Well, a while ago, this stuff happened. In the interests of gender equality, I would like to propose a new rule for men and women.

Guys! If you ever feel uncomfortable about the way a woman hits on you, it’s okay to talk about it. It’s okay to recount the incident without naming names. It’s okay to explain why her behavior struck you as inappropriate under the circumstances. It’s okay to say, “It creeps me out and makes me uncomfortable when women act like that.”

It’s okay to give hetero women advice about how not to creep men out. It’s okay to say things like, “Um, just a word to wise here, gals, uh, don’t do that.” After all, nobody likes creeping people out. Most women will be glad to change their behavior accordingly, even if they’re initially embarrassed.

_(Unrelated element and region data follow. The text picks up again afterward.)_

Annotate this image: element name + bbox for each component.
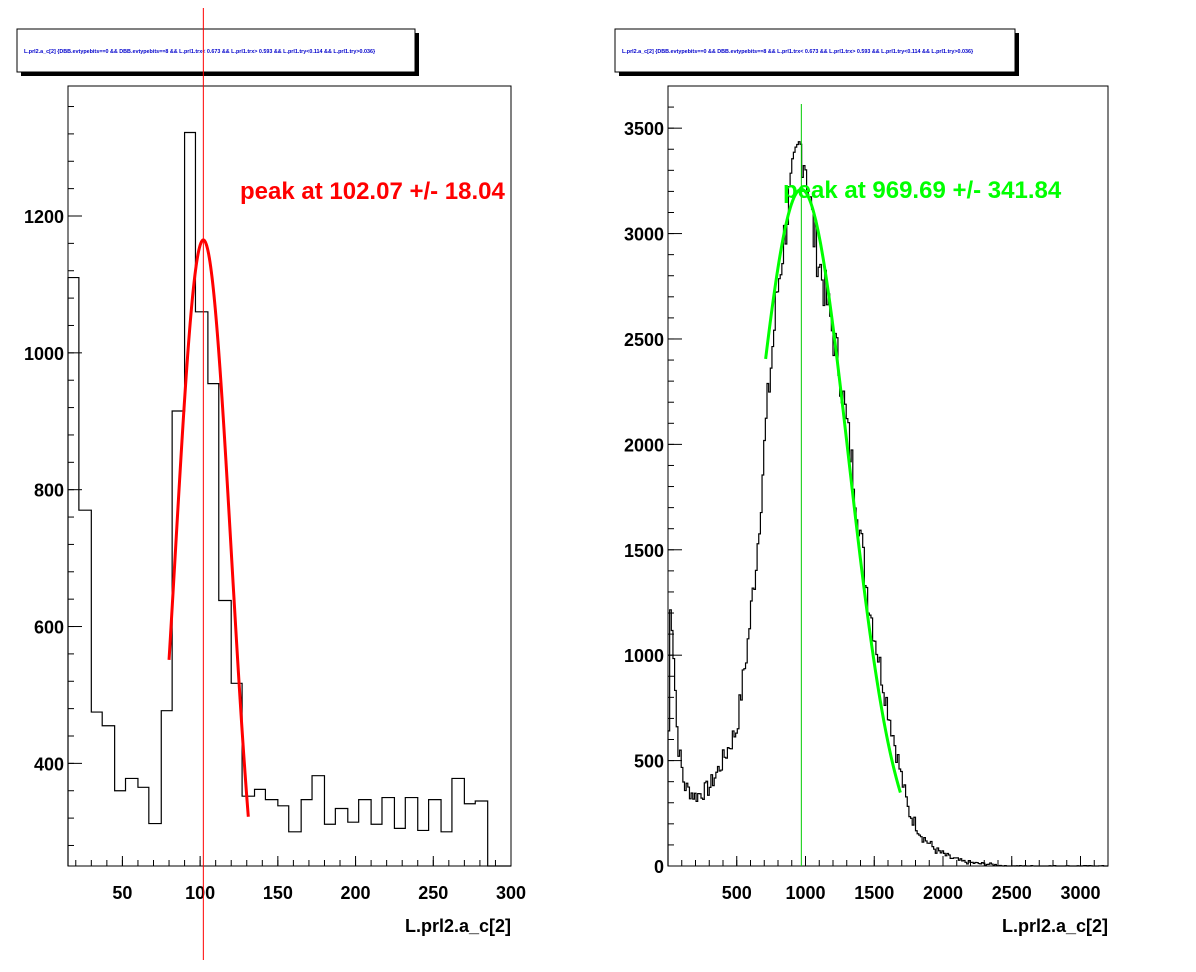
left-fit-curve [167,238,250,817]
left-x-axis-title: L.prl2.a_c[2] [405,916,511,936]
left-y-tick-label: 600 [34,618,64,638]
right-y-tick-label: 500 [634,752,664,772]
left-fit-line [167,238,250,817]
right-title-box [614,28,1016,73]
right-x-tick-label: 1500 [854,883,894,903]
right-histogram-line [667,141,1108,867]
left-y-tick-label: 1200 [24,207,64,227]
right-title: L.prl2.a_c[2] {DBB.evtypebits==0 && DBB.… [622,49,974,55]
right-y-tick-label: 3000 [624,225,664,245]
right-peak-annotation: peak at 969.69 +/- 341.84 [783,177,1062,204]
right-y-tick-label: 3500 [624,119,664,139]
right-fit-curve [764,187,902,793]
left-x-tick-label: 100 [185,883,215,903]
right-y-tick-label: 1000 [624,646,664,666]
right-y-tick-label: 0 [654,857,664,877]
left-y-tick-label: 400 [34,754,64,774]
right-histogram [667,141,1108,867]
right-x-tick-label: 2500 [992,883,1032,903]
left-peak-annotation: peak at 102.07 +/- 18.04 [240,178,506,205]
right-fit-line [764,187,902,793]
right-y-tick-label: 1500 [624,541,664,561]
left-panel: L.prl2.a_c[2] {DBB.evtypebits==0 && DBB.… [16,8,526,960]
right-axis-ticks: 500 1000 1500 2000 2500 3000 0 500 1000 1500 2000 2… [624,85,1109,903]
right-x-tick-label: 500 [722,883,752,903]
left-x-tick-label: 50 [112,883,132,903]
right-x-tick-label: 2000 [923,883,963,903]
left-x-tick-label: 150 [263,883,293,903]
right-panel: L.prl2.a_c[2] {DBB.evtypebits==0 && DBB.… [614,28,1109,936]
right-x-tick-label: 3000 [1060,883,1100,903]
right-x-axis-title: L.prl2.a_c[2] [1002,916,1108,936]
right-y-tick-label: 2000 [624,435,664,455]
left-axis-ticks: 50 100 150 200 250 300 400 600 800 1000 1200 [24,106,526,903]
left-title: L.prl2.a_c[2] {DBB.evtypebits==0 && DBB.… [24,49,376,55]
left-x-tick-label: 250 [418,883,448,903]
left-title-box [16,28,416,73]
right-y-tick-label: 2500 [624,330,664,350]
left-y-tick-label: 800 [34,481,64,501]
left-x-tick-label: 300 [496,883,526,903]
left-histogram [67,131,511,867]
left-histogram-line [67,131,511,867]
right-x-tick-label: 1000 [785,883,825,903]
left-y-tick-label: 1000 [24,344,64,364]
left-x-tick-label: 200 [341,883,371,903]
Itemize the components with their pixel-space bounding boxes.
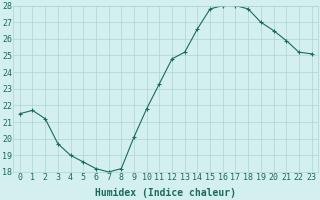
X-axis label: Humidex (Indice chaleur): Humidex (Indice chaleur) [95,188,236,198]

Men, if you ever find yourself in the position of being physically intimidated or feeling cornered by a woman, it’s okay to talk about it. (I’m not going to come up with examples, but there are a lot of situations where a dude might feel that way.) It’s okay to suggest that, when a woman is obviously capable of physically harming someone, she should be careful about how she treats others. With great power comes great etc.

Also! If you do say something like the above, it’s not okay for other people to respond, “Stop demonizing women for being sexual beings” or “Why should women have to obsessively police their behavior just to avoid being considered man-rapers?!” or “Poor guy, getting asked out by a woman! Do you think you’ve suffered more than any other oppressed group on earth?”

It’s not okay for anyone to respond, “I bet you would have been fine with it if she were a thin gorgeous supermodel” when you haven’t made an issue of physical attractiveness. (Nor is it okay for anyone to call you abnormal or unmanly for turning down a sexual offer—men get that particular variety of flak more often than women.) It’s not okay for anyone to respond, “What a hurtful thing to say about a lady!” when you’ve only criticized her behavior without identifying her.

All this also applies to women talking about men, men talking about men, and women talking about women. It’s not misogynist or misandrist to talk about inconsiderate behavior from members of the other gender. It’s not homophobic to talk about inconsiderate behavior from members of your own gender.

(Note: Just to be clear where I stand on this, I know for a fact that I have creeped people out in the past. I have flirted and stared and “sexualized” people inappropriately—not because I was a bad person, but because I was clueless. Learning about other people’s uncomfortable experiences has helped me be less clueless.)

Edited to add: Stephanie Zvan beat me to the punch.